We live in an age where all aspects of social life have become a commodity. Pretty much anything can be bought if you have access to the funds and capital to purchase it and there is a market for anything to be sold.

Time, in particular, has come to represent one of the most valuable commodities (Wright 2013) to be bought and sold within a neoliberal context. Within this context, efficiency is key. We are pushed to feel that we are producing enough output within a given time (Wajcman 2015). And it is usually an allotted time that is bought or sold, where you will gain access to a worker’s expertise or service within the allotted time.

For this and because of this there is a need to regulate our own and other’s time. Rather than governing their own natural sequence, workers must submit to a scientific time. This is a way of measuring time which is external to us: whereas humans would naturally work with how time is represented in nature (e.g. the rising of the sun), we now  use clocks and calendars to govern ourselves. Elias (1992) writes that in a covert way, time is also used as a form of regulation for the worker, who is expected to meet contractual arrangements in temporal form. This has been internalised in a manner that the sense that an individual’s time is their own responsibility is embedded, and time is very much linked to the economy in that it should not be ‘wasted’ and should be used for productivity.

The economy is governed by time and productivity or loss is quantified through time: if internet connection is lost, if public transport strikes occur, if workers are late; this is all quantified in a loss of company revenue because of the time lost. Time has become increasingly important, emphasised in the idiom ‘time is money’.

In Britain, our government have imposed conditions of ‘austerity’ in response to a financial crisis. These recessional economic conditions have placed further demands on the time of workers as companies push to do more for less. The norm is now to have less workers ‘working smarter’ in order to complete the same tasks.

There is also a need to consider the effects this has on our leisure time. Wright’s (2013) thinkpiece talks of how people feel they have less, and the implications this has for activities such as volunteering. This provides a problem for a society where more volunteer work is needed because funded support has been withdrawn or reduced.

The role of technology also has to be considered here. Wajcman (2015) talks about the contradiction of having so much technology to hand which has been designed to save us time, but yet we still feel like we have less time. I won’t talk too much about this because I’d like to save it for another post. But we can’t really have a discussion about time in the economy without acknowledging the role of technology.

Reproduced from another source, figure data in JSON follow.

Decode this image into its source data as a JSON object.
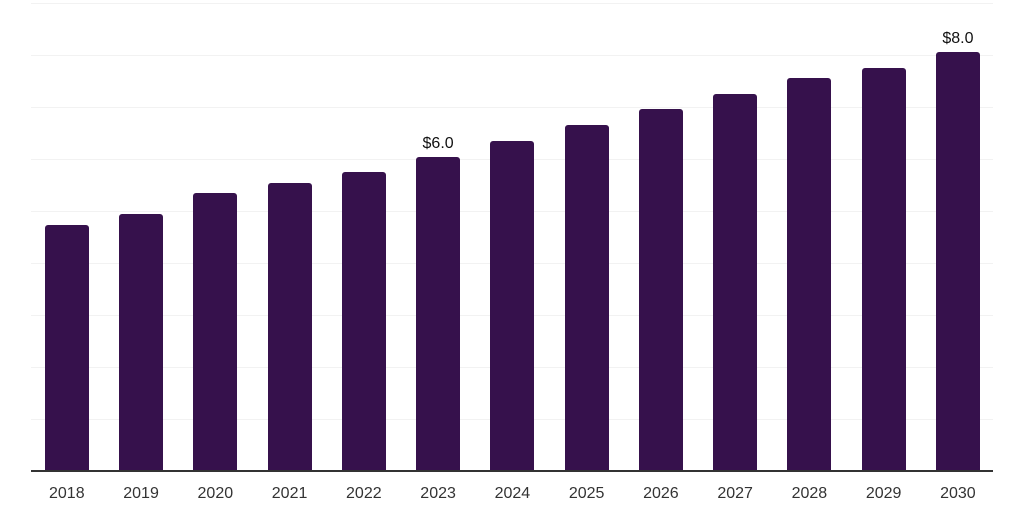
{
  "chart_data": {
    "type": "bar",
    "title": "",
    "xlabel": "",
    "ylabel": "",
    "categories": [
      "2018",
      "2019",
      "2020",
      "2021",
      "2022",
      "2023",
      "2024",
      "2025",
      "2026",
      "2027",
      "2028",
      "2029",
      "2030"
    ],
    "values": [
      4.7,
      4.9,
      5.3,
      5.5,
      5.7,
      6.0,
      6.3,
      6.6,
      6.9,
      7.2,
      7.5,
      7.7,
      8.0
    ],
    "data_labels": [
      {
        "category": "2023",
        "text": "$6.0"
      },
      {
        "category": "2030",
        "text": "$8.0"
      }
    ],
    "ylim": [
      0,
      9
    ],
    "gridline_step": 1,
    "grid": "horizontal",
    "legend": "none",
    "y_tick_labels_shown": false,
    "colors": {
      "bar": "#36114c",
      "gridline": "#f2f2f2",
      "axis_line": "#333333",
      "tick_label": "#333333",
      "data_label": "#111111",
      "background": "#ffffff"
    }
  }
}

This forms the context for the research on sex work and time. Time is integral to today’s economy as a commodity but also as a form of regulation. What is particularly interesting is how this is mirrored in informal economies, such as sex work but also other areas of informal work which is not officially regulated. Although these economies should sit outside of formal regulation, and therefore sit outside of normal temporal demands, there is evidence that they still have the same relationship with time.